Imaginez-vous en train de faire griller de la viande pendant que vous flottez au-dessus de la Terre. Impensable ? C’est pourtant exactement ce qui vient de se produire à bord de la station spatiale chinoise Tiangong. Pour la première fois dans l’histoire de l’humanité, des astronautes ont véritablement cuisiné un repas dans l’espace, marquant une rupture radicale avec six décennies d’alimentation spatiale peu ragoûtante.
Soixante ans de tubes et de poudres
L’aventure culinaire spatiale n’a jamais été un long fleuve tranquille. Lorsque Youri Gagarine est devenu le premier homme dans l’espace en 1961, son menu se limitait à un tube de pâte de bœuf et de foie accompagné d’une sauce au chocolat. Appétissant ? Pas vraiment. Les premiers astronautes américains n’ont guère été mieux lotis : John Glenn et ses successeurs du programme Mercury devaient se contenter de cubes lyophilisés, de poudres déshydratées et de semi-liquides conditionnés dans des tubes en aluminium.
Le problème ne résidait pas seulement dans le goût discutable de ces préparations. Les miettes représentaient un danger réel pour les équipements sensibles et pouvaient même pénétrer dans les yeux ou les poumons des astronautes. Les aliments lyophilisés, quant à eux, se révélaient difficiles à réhydrater correctement. Même les sandwichs, testés lors des missions Apollo, ont dû être abandonnés : le pain ne se conservait pas et générait trop de miettes.
Une amélioration progressive mais limitée
Les choses ont commencé à évoluer avec l’arrivée des stations spatiales. Skylab a inauguré le premier congélateur spatial, tandis que les navettes disposaient de cuisines permettant de réhydrater et de réchauffer les aliments. Aujourd’hui, les occupants de la Station spatiale internationale bénéficient d’une alimentation relativement variée, même si elle reste fondamentalement basée sur le réchauffage de plats préparés.
Jusqu’à présent, personne n’avait franchi le cap de la véritable cuisson. Et pour cause : le feu se comporte de manière radicalement différente dans l’espace. Il adopte une forme sphérique et, en l’absence de gravité, la fumée ne monte pas naturellement. Elle suit les mouvements d’air imposés par les systèmes de ventilation, compliquant considérablement la détection d’un éventuel incendie. Un risque que personne ne voulait prendre à bord d’une station spatiale.

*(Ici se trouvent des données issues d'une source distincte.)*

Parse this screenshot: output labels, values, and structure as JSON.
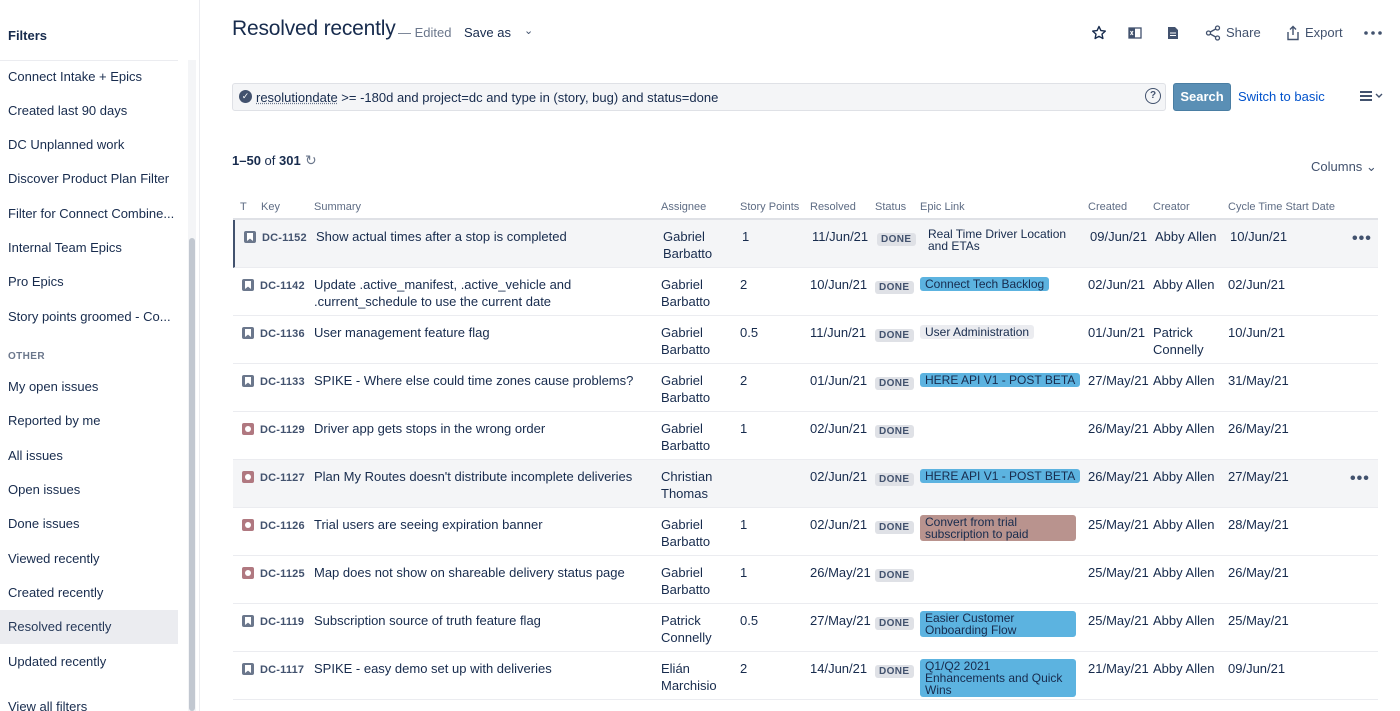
{
  "sidebar": {
    "title": "Filters",
    "items": [
      {
        "label": "Connect Intake + Epics"
      },
      {
        "label": "Created last 90 days"
      },
      {
        "label": "DC Unplanned work"
      },
      {
        "label": "Discover Product Plan Filter"
      },
      {
        "label": "Filter for Connect Combine..."
      },
      {
        "label": "Internal Team Epics"
      },
      {
        "label": "Pro Epics"
      },
      {
        "label": "Story points groomed - Co..."
      }
    ],
    "other_label": "OTHER",
    "other_items": [
      {
        "label": "My open issues"
      },
      {
        "label": "Reported by me"
      },
      {
        "label": "All issues"
      },
      {
        "label": "Open issues"
      },
      {
        "label": "Done issues"
      },
      {
        "label": "Viewed recently"
      },
      {
        "label": "Created recently"
      },
      {
        "label": "Resolved recently"
      },
      {
        "label": "Updated recently"
      }
    ],
    "view_all": "View all filters"
  },
  "header": {
    "title": "Resolved recently",
    "edited": "— Edited",
    "save_as": "Save as",
    "share": "Share",
    "export": "Export"
  },
  "search": {
    "jql_keyword": "resolutiondate",
    "jql_rest": " >= -180d and project=dc and type in (story, bug) and status=done",
    "button": "Search",
    "switch": "Switch to basic"
  },
  "results": {
    "range": "1–50",
    "of": " of ",
    "total": "301",
    "columns_label": "Columns"
  },
  "table": {
    "headers": {
      "t": "T",
      "key": "Key",
      "summary": "Summary",
      "assignee": "Assignee",
      "story_points": "Story Points",
      "resolved": "Resolved",
      "status": "Status",
      "epic": "Epic Link",
      "created": "Created",
      "creator": "Creator",
      "cycle": "Cycle Time Start Date"
    },
    "rows": [
      {
        "type": "story",
        "key": "DC-1152",
        "summary1": "Show actual times after a stop is completed",
        "summary2": "",
        "assignee1": "Gabriel",
        "assignee2": "Barbatto",
        "points": "1",
        "resolved": "11/Jun/21",
        "status": "DONE",
        "epic1": "Real Time Driver Location",
        "epic2": "and ETAs",
        "epic_color": "none",
        "created": "09/Jun/21",
        "creator1": "Abby Allen",
        "creator2": "",
        "cycle": "10/Jun/21"
      },
      {
        "type": "story",
        "key": "DC-1142",
        "summary1": "Update .active_manifest, .active_vehicle and",
        "summary2": ".current_schedule to use the current date",
        "assignee1": "Gabriel",
        "assignee2": "Barbatto",
        "points": "2",
        "resolved": "10/Jun/21",
        "status": "DONE",
        "epic1": "Connect Tech Backlog",
        "epic2": "",
        "epic_color": "blue",
        "created": "02/Jun/21",
        "creator1": "Abby Allen",
        "creator2": "",
        "cycle": "02/Jun/21"
      },
      {
        "type": "story",
        "key": "DC-1136",
        "summary1": "User management feature flag",
        "summary2": "",
        "assignee1": "Gabriel",
        "assignee2": "Barbatto",
        "points": "0.5",
        "resolved": "11/Jun/21",
        "status": "DONE",
        "epic1": "User Administration",
        "epic2": "",
        "epic_color": "grey",
        "created": "01/Jun/21",
        "creator1": "Patrick",
        "creator2": "Connelly",
        "cycle": "10/Jun/21"
      },
      {
        "type": "story",
        "key": "DC-1133",
        "summary1": "SPIKE - Where else could time zones cause problems?",
        "summary2": "",
        "assignee1": "Gabriel",
        "assignee2": "Barbatto",
        "points": "2",
        "resolved": "01/Jun/21",
        "status": "DONE",
        "epic1": "HERE API V1 - POST BETA",
        "epic2": "",
        "epic_color": "blue",
        "created": "27/May/21",
        "creator1": "Abby Allen",
        "creator2": "",
        "cycle": "31/May/21"
      },
      {
        "type": "bug",
        "key": "DC-1129",
        "summary1": "Driver app gets stops in the wrong order",
        "summary2": "",
        "assignee1": "Gabriel",
        "assignee2": "Barbatto",
        "points": "1",
        "resolved": "02/Jun/21",
        "status": "DONE",
        "epic1": "",
        "epic2": "",
        "epic_color": "none",
        "created": "26/May/21",
        "creator1": "Abby Allen",
        "creator2": "",
        "cycle": "26/May/21"
      },
      {
        "type": "bug",
        "key": "DC-1127",
        "summary1": "Plan My Routes doesn't distribute incomplete deliveries",
        "summary2": "",
        "assignee1": "Christian",
        "assignee2": "Thomas",
        "points": "",
        "resolved": "02/Jun/21",
        "status": "DONE",
        "epic1": "HERE API V1 - POST BETA",
        "epic2": "",
        "epic_color": "blue",
        "created": "26/May/21",
        "creator1": "Abby Allen",
        "creator2": "",
        "cycle": "27/May/21"
      },
      {
        "type": "bug",
        "key": "DC-1126",
        "summary1": "Trial users are seeing expiration banner",
        "summary2": "",
        "assignee1": "Gabriel",
        "assignee2": "Barbatto",
        "points": "1",
        "resolved": "02/Jun/21",
        "status": "DONE",
        "epic1": "Convert from trial",
        "epic2": "subscription to paid",
        "epic_color": "rose",
        "created": "25/May/21",
        "creator1": "Abby Allen",
        "creator2": "",
        "cycle": "28/May/21"
      },
      {
        "type": "bug",
        "key": "DC-1125",
        "summary1": "Map does not show on shareable delivery status page",
        "summary2": "",
        "assignee1": "Gabriel",
        "assignee2": "Barbatto",
        "points": "1",
        "resolved": "26/May/21",
        "status": "DONE",
        "epic1": "",
        "epic2": "",
        "epic_color": "none",
        "created": "25/May/21",
        "creator1": "Abby Allen",
        "creator2": "",
        "cycle": "26/May/21"
      },
      {
        "type": "story",
        "key": "DC-1119",
        "summary1": "Subscription source of truth feature flag",
        "summary2": "",
        "assignee1": "Patrick",
        "assignee2": "Connelly",
        "points": "0.5",
        "resolved": "27/May/21",
        "status": "DONE",
        "epic1": "Easier Customer",
        "epic2": "Onboarding Flow",
        "epic_color": "blue",
        "created": "25/May/21",
        "creator1": "Abby Allen",
        "creator2": "",
        "cycle": "25/May/21"
      },
      {
        "type": "story",
        "key": "DC-1117",
        "summary1": "SPIKE - easy demo set up with deliveries",
        "summary2": "",
        "assignee1": "Elián",
        "assignee2": "Marchisio",
        "points": "2",
        "resolved": "14/Jun/21",
        "status": "DONE",
        "epic1": "Q1/Q2 2021",
        "epic2": "Enhancements and Quick",
        "epic3": "Wins",
        "epic_color": "blue",
        "created": "21/May/21",
        "creator1": "Abby Allen",
        "creator2": "",
        "cycle": "09/Jun/21"
      }
    ]
  }
}
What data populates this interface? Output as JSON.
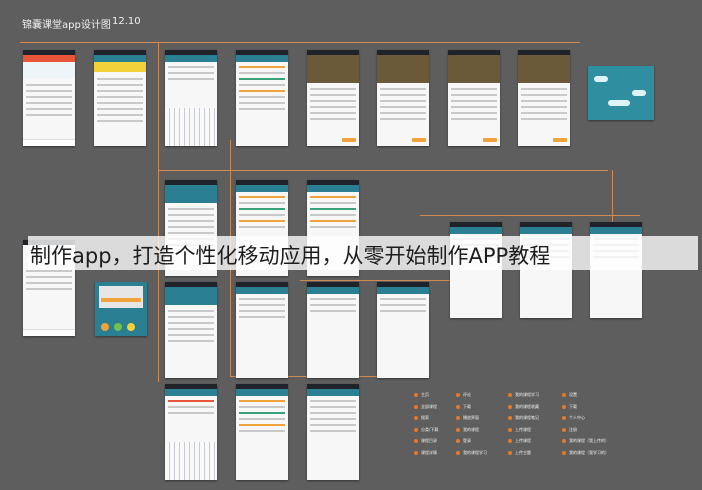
{
  "header": {
    "title": "锦囊课堂app设计图",
    "date": "12.10"
  },
  "overlay_caption": "制作app，打造个性化移动应用，从零开始制作APP教程",
  "colors": {
    "background": "#5e5e5e",
    "accent": "#e8782a",
    "connector": "#d08a52",
    "teal": "#2f8fa0",
    "gold": "#f0a33a"
  },
  "legend": {
    "col1": [
      "主页",
      "全部课程",
      "搜索",
      "分类/下载",
      "课程目录",
      "课程详情"
    ],
    "col2": [
      "评论",
      "下载",
      "播放界面",
      "我的课程",
      "登录",
      "我的课程学习"
    ],
    "col3": [
      "我的课程学习",
      "我的课程收藏",
      "我的课程笔记",
      "上传课程",
      "上传课程",
      "上传主题"
    ],
    "col4": [
      "设置",
      "下载",
      "个人中心",
      "注册",
      "我的课程（我上传的）",
      "我的课程（我学习的）"
    ]
  }
}
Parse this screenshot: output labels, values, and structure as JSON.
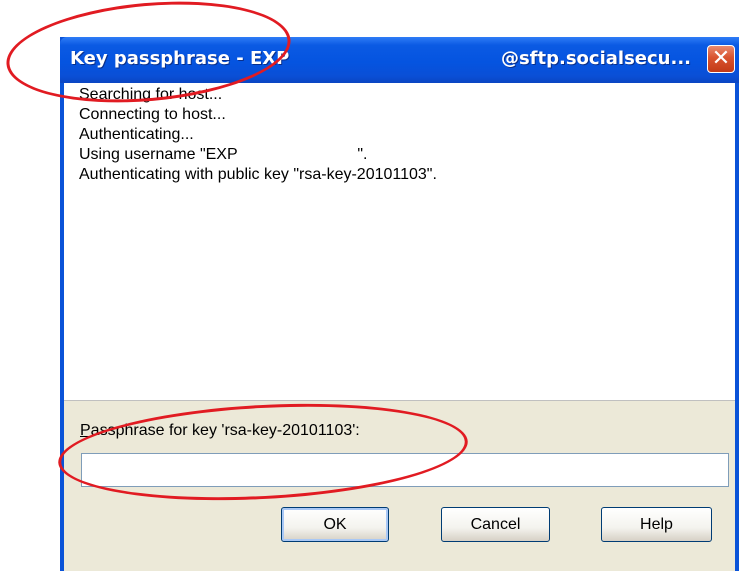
{
  "window": {
    "title_left": "Key passphrase - EXP",
    "title_right": "@sftp.socialsecu...",
    "close_glyph": "✕"
  },
  "log": {
    "lines": [
      "Searching for host...",
      "Connecting to host...",
      "Authenticating...",
      "Using username \"EXP                           \".",
      "Authenticating with public key \"rsa-key-20101103\"."
    ]
  },
  "passphrase": {
    "label_accel": "P",
    "label_rest": "assphrase for key 'rsa-key-20101103':",
    "value": ""
  },
  "buttons": {
    "ok": "OK",
    "cancel": "Cancel",
    "help": "Help"
  },
  "colors": {
    "titlebar": "#0554e0",
    "frame": "#0a53d8",
    "dialog_bg": "#ece9d8",
    "annotation": "#e11b22"
  },
  "icons": [
    "close-icon"
  ]
}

La révolution du four à air chaud
C’est précisément ce défi que les ingénieurs chinois viennent de relever. Le nouveau four à air chaud livré par le vaisseau Shenzhou-21 permet de porter les aliments à 190 degrés Celsius, déclenchant de véritables réactions chimiques de cuisson. Contrairement au simple réchauffage, cette température permet de dorer les aliments et de les rendre croustillants. Les astronautes de Tiangong ont ainsi pu savourer des ailes de poulet grillées, suivies d’un plat de bœuf.
La sécurité a été pensée dans les moindres détails. Le four maintient les aliments fermement en place pour éviter qu’ils ne s’échappent et ne flottent dans la station. Un système sophistiqué de catalyse à haute température et de filtration multicouche élimine toute fumée avant qu’elle ne pose problème. Toutes les surfaces accessibles restent froides au toucher, écartant tout risque de brûlure pour les astronautes.

Vers une nouvelle ère alimentaire spatiale
Cette innovation dépasse largement le simple plaisir gustatif. Elle ouvre la voie à une alimentation spatiale véritablement diversifiée : gâteaux, cacahuètes grillées, viandes rôties. Les astronautes pourront désormais célébrer leurs anniversaires, les week-ends ou les jours fériés avec de vrais repas festifs. Un facteur psychologique crucial pour des missions qui s’étendent sur plusieurs mois.
Certes, la patience reste de mise : les ailes de poulet ont nécessité vingt-huit minutes de cuisson. Mais ce délai semble dérisoire au regard de l’avancée technologique accomplie. Alors que l’humanité envisage sérieusement des missions habitées vers Mars ou l’installation de bases lunaires permanentes, pouvoir cuisiner de vrais repas devient un atout majeur pour le moral et la santé des équipages. Une petite aile de poulet pour les astronautes chinois, un bond de géant pour l’alimentation spatiale de demain.